Nipissing grad giving history talk on competing voices in cookbooks

Nipissing’s History Seminar Series welcomes Emily Weiskopf-Ball to campus for a presentation titled Move over, Honey! I Can Help Too, Mom! This is How My Mother Cooked: Competing Voices in Family Cookbooks, on Friday, January 10 at 2:30 p.m. in room A252. A Nipissing graduate, Weiskopf-Ball is presently a doctoral student in History at Laurentian University.

Here’s an abstract on the talk: 

Gender critics have long documented the imbalance of food-related work in the home. This inequity is visible in community cookbooks, which have long been a forum for women, by women as well as in professionally published cookbooks that address a primarily female audience. In reality, however, foodmaking practices are much more complex than these works suggest. Today, men and children claim their own right to not only cook, but to cook in their own way. This sharing of space creates competition and forces us to reconsider traditional gender roles.
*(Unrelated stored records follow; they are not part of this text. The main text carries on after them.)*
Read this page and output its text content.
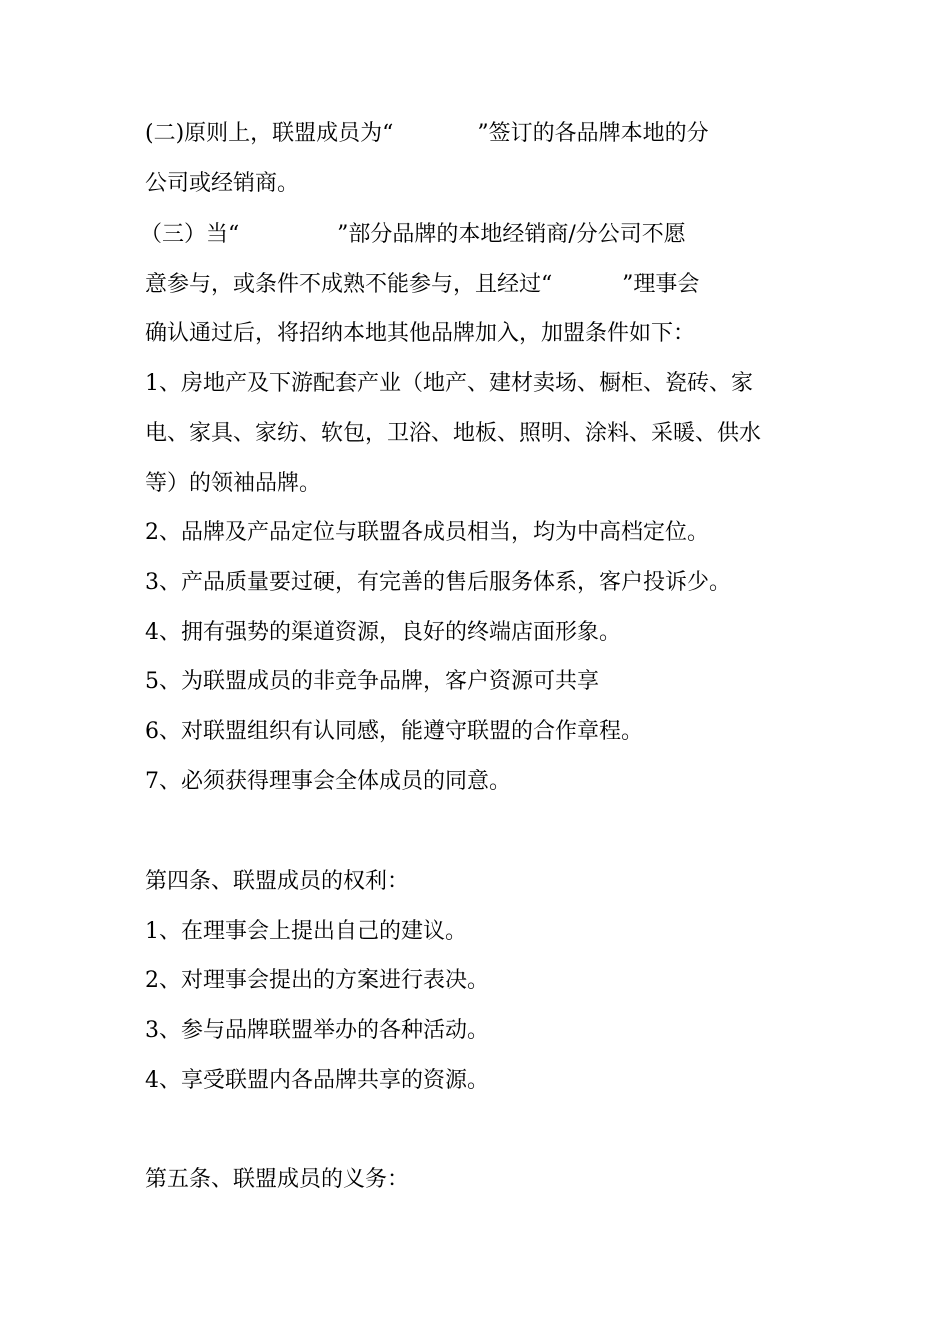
(二)原则上，联盟成员为“            ”签订的各品牌本地的分

公司或经销商。

（三）当“              ”部分品牌的本地经销商/分公司不愿

意参与，或条件不成熟不能参与，且经过“          ”理事会

确认通过后，将招纳本地其他品牌加入，加盟条件如下：

1、房地产及下游配套产业（地产、建材卖场、橱柜、瓷砖、家

电、家具、家纺、软包，卫浴、地板、照明、涂料、采暖、供水

等）的领袖品牌。

2、品牌及产品定位与联盟各成员相当，均为中高档定位。

3、产品质量要过硬，有完善的售后服务体系，客户投诉少。

4、拥有强势的渠道资源，良好的终端店面形象。

5、为联盟成员的非竞争品牌，客户资源可共享

6、对联盟组织有认同感，能遵守联盟的合作章程。

7、必须获得理事会全体成员的同意。

第四条、联盟成员的权利：

1、在理事会上提出自己的建议。

2、对理事会提出的方案进行表决。

3、参与品牌联盟举办的各种活动。

4、享受联盟内各品牌共享的资源。

第五条、联盟成员的义务：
Unlike published cookbooks, which have predominantly female authorial voices and generally address women, family cookbooks are an authentic mixture of female, male, and children's voices. Drawing on past and current academic literature to analyze some of my family's cookbooks, this presentation draws academic attention to family food practices. While the cookbooks I analyze are still predominantly feminine, the many male and child voices included in these collections, voices that are usually excluded from such works, prove that, when given a chance, these often silenced groups not only impact a family's food habits but also alter our understanding of feminine and masculine roles.

The presentation is free of charge and all are welcome.